Он перевернул следующую страницу, но посмотреть ему дальше альбом не дал Морис. В одной руке он держал кортик, а в другой его секретный чемоданчик с чердака. Подойдя к Глебу, он произнёс:
– Самую ценную вещь дядя Глеб я взял отсюда, – показал он кортик. – А всё остальное я вам доверяю уничтожить лично. Это будет моим заверением, что ради памяти деда я покончу с фарцовкой.

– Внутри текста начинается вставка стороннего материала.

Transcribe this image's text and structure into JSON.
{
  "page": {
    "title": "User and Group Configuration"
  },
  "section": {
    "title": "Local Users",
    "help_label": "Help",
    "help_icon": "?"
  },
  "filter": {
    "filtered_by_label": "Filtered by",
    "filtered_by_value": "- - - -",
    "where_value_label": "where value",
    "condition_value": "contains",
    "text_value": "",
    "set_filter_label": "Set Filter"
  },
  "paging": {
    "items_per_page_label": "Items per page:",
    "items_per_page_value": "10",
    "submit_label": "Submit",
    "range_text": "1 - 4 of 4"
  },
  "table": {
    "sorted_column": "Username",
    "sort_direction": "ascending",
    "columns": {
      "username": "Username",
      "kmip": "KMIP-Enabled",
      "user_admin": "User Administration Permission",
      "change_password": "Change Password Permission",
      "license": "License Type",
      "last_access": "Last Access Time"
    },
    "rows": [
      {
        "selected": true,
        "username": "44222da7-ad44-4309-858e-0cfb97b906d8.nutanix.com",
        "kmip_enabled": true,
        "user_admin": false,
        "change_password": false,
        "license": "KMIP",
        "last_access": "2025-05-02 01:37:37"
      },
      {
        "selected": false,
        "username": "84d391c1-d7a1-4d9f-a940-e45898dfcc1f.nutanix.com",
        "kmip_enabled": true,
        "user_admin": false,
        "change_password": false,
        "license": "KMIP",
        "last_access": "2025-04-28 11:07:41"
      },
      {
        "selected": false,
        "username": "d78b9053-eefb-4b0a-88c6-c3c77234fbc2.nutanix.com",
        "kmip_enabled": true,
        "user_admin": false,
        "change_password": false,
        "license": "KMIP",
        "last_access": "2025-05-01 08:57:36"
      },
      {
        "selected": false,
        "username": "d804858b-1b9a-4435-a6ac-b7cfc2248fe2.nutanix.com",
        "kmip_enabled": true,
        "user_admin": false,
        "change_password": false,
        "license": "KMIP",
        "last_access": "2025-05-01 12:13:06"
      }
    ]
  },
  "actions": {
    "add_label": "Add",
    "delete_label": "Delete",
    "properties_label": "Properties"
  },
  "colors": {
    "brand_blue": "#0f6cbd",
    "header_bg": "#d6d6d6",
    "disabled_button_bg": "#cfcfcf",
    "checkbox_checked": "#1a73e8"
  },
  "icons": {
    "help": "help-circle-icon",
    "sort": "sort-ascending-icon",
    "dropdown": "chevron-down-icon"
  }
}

– Молодец! – смелый шаг, – похвалил его Глеб, – но как бы там не было, ты всё – таки трудился, поэтому позволь мне компенсировать твои труды, – и он отсчитал ему из кошелька четыреста рублей.
– Что вы! – замер от удивления Морис, – здесь мамина трёхмесячная зарплата, – я таких денег не возьму и вообще мне ничего не надо от вас. За умные советы и наставления я денег не беру.
– Бери сынок, бери, – сказала вошедшая с подносом мама, – мы на эти деньги дяде Глебу настоящий протез закажем. Негоже ему пиратскую ногу Сильвера за собой таскать. У меня есть хорошие ортопеды из знакомых, вот сейчас я и позвоню одному специалисту.
Она поставила перед ним рыбу, запечённую в яйце, салаты с помидором и мясом, а так – же графинчик с коньячком и целый лимон с ножиком.
Морис взял деньги и положил их в своей комнате на письменный стол. Он не стал возвращаться в зал, предоставив гостю свободно дышать, скрывшись за дверями ванной комнаты.
– У нас с сыном раньше друг от друга никогда не было тайн, – сказала она Глебу, – а в последнее время он замкнулся и стал редко бывать дома. Мне со своей двухсменной работой и не досуг было поинтересоваться, чем мой сын занимается, а вы вот обратили на него внимание. Он мне передал весь ваш разговор. И я вам несказанно благодарна, что вы вовремя остановили его, а то бы не миновать беды. Сколько молодёжи у нас к суду привлекли за валюту.
Уму непостижимо, – взялась она руками за голову. – А ведь он у меня единственный на всём белом свете, – ради него и живу. Морис чемпион Риги по шахматам среди студентов. У него большое будущее может быть. Вы заходите к нам чаще, мы всегда будем рады вам! – сказав это, она опять ушла на кухню.